The University of Mississippi Medical Center, based in Jackson, said last week it will stop accepting insurance policies from Blue Cross Blue Shield after June 30. The medical center's CEO said this means UMMC still will accept Blue Cross customers for treatment, and the insurer will reimburse UMMC for services under the existing contract between the two organizations for now.
After June 30, however, UMMC patients will have to file their own claims with Blue Cross, and if the medical center charges more money than the insurer is willing to pay, the patient will owe the difference.

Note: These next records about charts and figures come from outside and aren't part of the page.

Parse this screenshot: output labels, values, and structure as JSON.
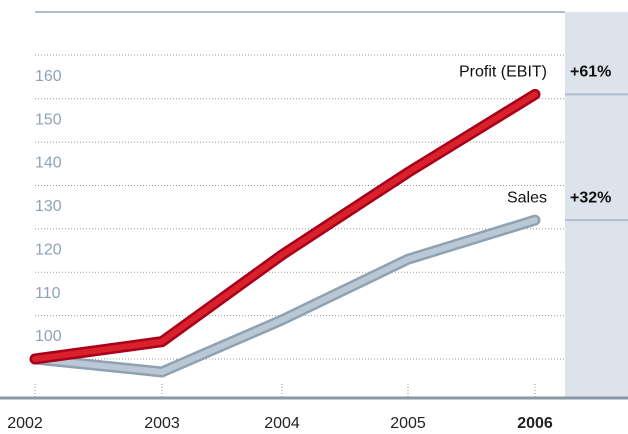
{
  "chart_data": {
    "type": "line",
    "categories": [
      "2002",
      "2003",
      "2004",
      "2005",
      "2006"
    ],
    "series": [
      {
        "name": "Profit (EBIT)",
        "change": "+61%",
        "color": "#d9202b",
        "values": [
          100,
          104,
          124,
          143,
          161
        ]
      },
      {
        "name": "Sales",
        "change": "+32%",
        "color": "#b9c8d4",
        "values": [
          100,
          97,
          109,
          123,
          132
        ]
      }
    ],
    "ylim": [
      91,
      180
    ],
    "yticks": [
      100,
      110,
      120,
      130,
      140,
      150,
      160
    ],
    "grid": true
  }
}
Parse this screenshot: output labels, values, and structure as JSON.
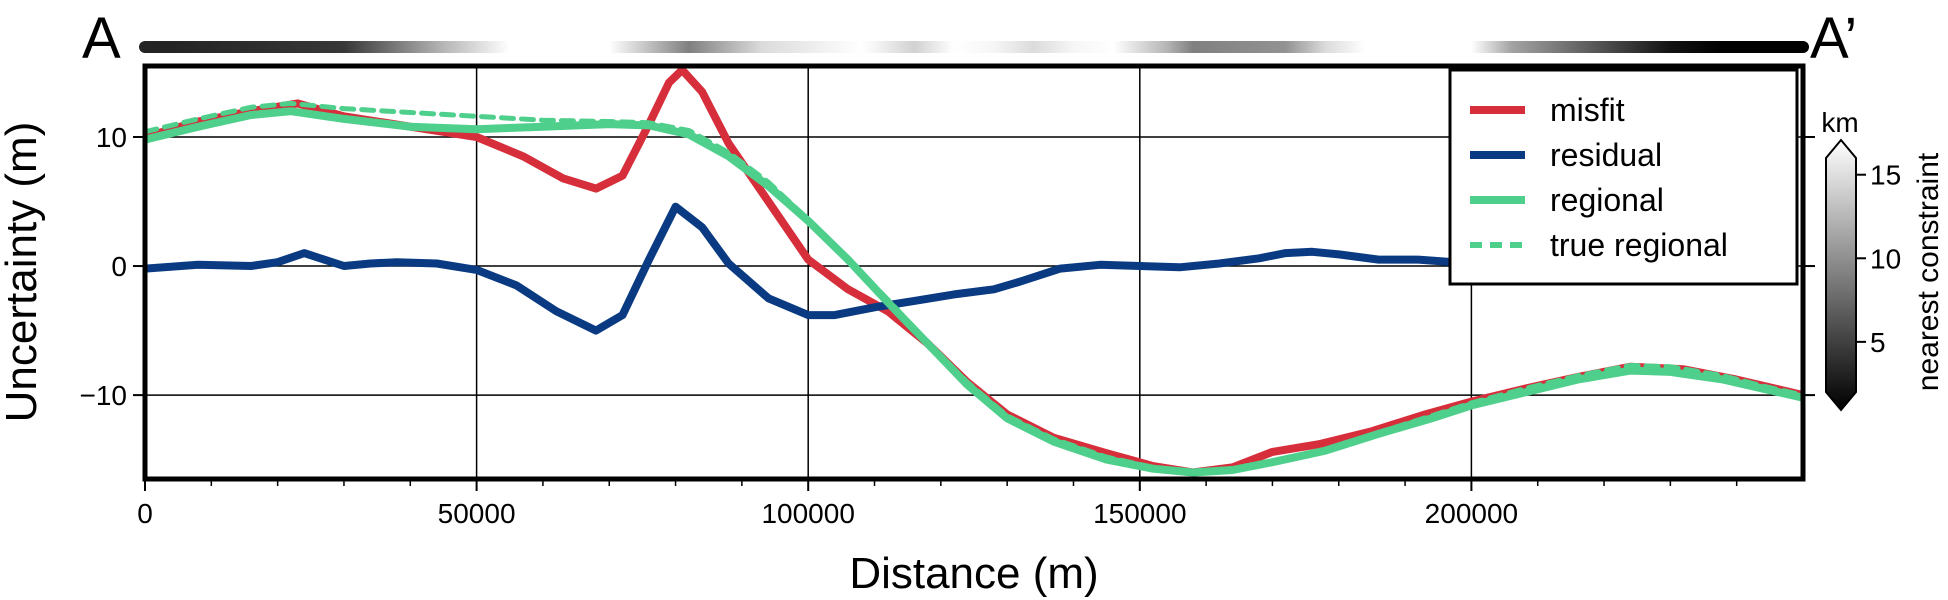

You have to be a pretty big medical care provider to take on a large insurer such as Blue Cross. UMMC is the state's largest hospital, and says it is no longer willing to work under a contract that allows Blue Cross to unilaterally change the terms of the agreement so that the hospital receives less money for providing care.
Although UMMC officials took the step of announcing the separation from Blue Cross, it is almost certain that its goal is to work out an agreement. If the two sides let June 30 arrive without a deal, there is bound to be a public-relations backlash against both.
As the state's biggest hospital, UMMC gets plenty of patients from all around Mississippi for treatment by specialists. These patients may not think to ask whether their insurance will cover them, and those with Blue Cross will not be happy if they must pay more at UMMC.
Also, doctors referring Blue Cross-covered patients to specialists are likely to send them somewhere besides UMMC, depriving the medical center of the extra revenue it badly needs.
On the Blue Cross side, it is common for patients to be disappointed with insurance companies when the bill comes due. Even the best insurance policies require patients to pay part of the cost, but the billing statement has not yet been invented that can help the average person understand what got paid for, what did not and especially why the insurer made these decisions.
If a patient at UMMC has to file his own insurance claim and pay more because of the dispute, odds are that patient will fault Blue Cross instead of the facility that provided the care.
UMMC said Blue Cross patients account for 13 percent of the medical center's revenue. That's one dollar out of every eight it takes in, and UMMC's decision could put some or all of that money at risk. After all, there are other medical centers in Mississippi. Patients have options.
Boiled down, this is a money problem that has been brewing for years. Hospitals have been hit hard by reduced reimbursements from the two government health insurance programs, Medicare and Medicaid, and from private insurers. They rightly believe their survival is threatened by further revenue declines. Blue Cross, meanwhile, is trying to hold down its costs by controlling the payments it makes to hospitals.
Whether or not UMMC and Blue Cross arrive at a solution, this problem is not going away. Medical care keeps getting more expensive -- but nobody wants to pay for it.